La non impugnazione della legge sulla lingua sarda da parte del Governo non deve sorprendere : si tratta di una legge tecnicamente ineccepibile, frutto di un lavoro particolarmente attento del Consiglio e degli uffici durato più di due anni.

Il via libera di ieri, invece, la legge sulla lingua sarda  fornisce l’occasione per affrontare alcuni temi fondamentali, rimasti in qualche modo in ombra durante l’approvazione a causa del tritacarne mediatico sullo standard – in verità, creato pretestuosamente e strumentalmente ad arte – e per smentire alcune ricostruzioni fantasiose molto simili a fake news che stanno cominciando a circolare sul web.

Preme sottolineare, infatti, che la decisione del Governo è squisitamente tecnica e rappresenta l’esito di numerose interlocuzioni intervenute nel mese di agosto tra le strutture del Ministeri (in particolare, Mef, Interni e Istruzione) e i nostri uffici, interlocuzioni che seguono normalmente l’approvazione di una legge regionale. Lo Stato lamentava più di una lesione delle proprie competenze: in particolare, hanno suscitato perplessità alcune disposizioni “forti” sul sassarese, tabarchino e gallurese (che non sono riconosciute a livello statale), diverse norme relative all’istruzione (ad esempio, quelle sull’insegnamento della storia sarda ma non solo) e la parte dedicata alla cartellonista e toponomastica (che secondo il Ministero, avvicina la Sardegna ad un modello di bilinguismo perfetto non contemplato dal nostro Statuto). Tutti rilievi contestati in punta di diritto dai nostri uffici, accolti come soddisfacenti dai Ministeri e rimasti, per l’appunto, su un piano eminentemente tecnico.

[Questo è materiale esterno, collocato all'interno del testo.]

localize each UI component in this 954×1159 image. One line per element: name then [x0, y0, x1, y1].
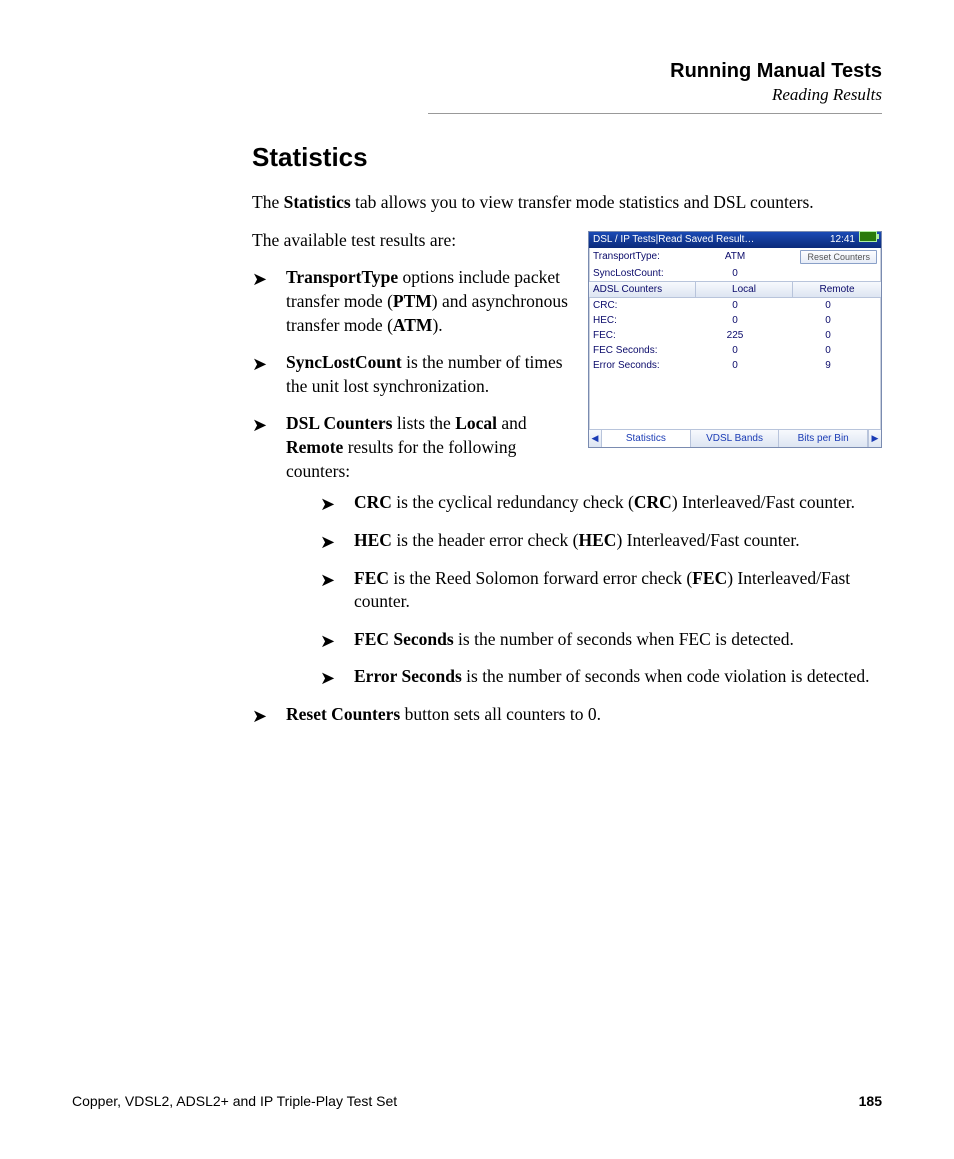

Sotto il profilo politica non si può non sottolineare come questa legge spinga al limite le competenze statutarie senza sfociare nel velleitarismo o nella propaganda. E non si può tacerne il carattere fortemente innovativo di alcuni punti in essa contenuti: basti pensare all‘introduzione del sardo nei concorsi pubblici, alla stessa cartellonistica, al principio “dell’intero ciclo scolastico” introdotto per l’insegnamento del sardo, alla rivoluzione sugli sportelli linguistici, al settore dei media, delle televisioni e del web.

Insomma, la Sardegna può vantarsi di aver approvato una delle pochissime (forse l’unica) legge sulla minoranze non impugnata dal Governo, destinata probabilmente a divenire un modello a livello nazionale (almeno fino alla modifica dello Statuto).

Ora bisogna darle puntuale attuazione – visti i numerosi adempimenti affidati alla Giunta regionale – e risorse umane, finanziarie e strumentali adeguate, a cominciare dall’istituzione di un servizio appositamente dedicato.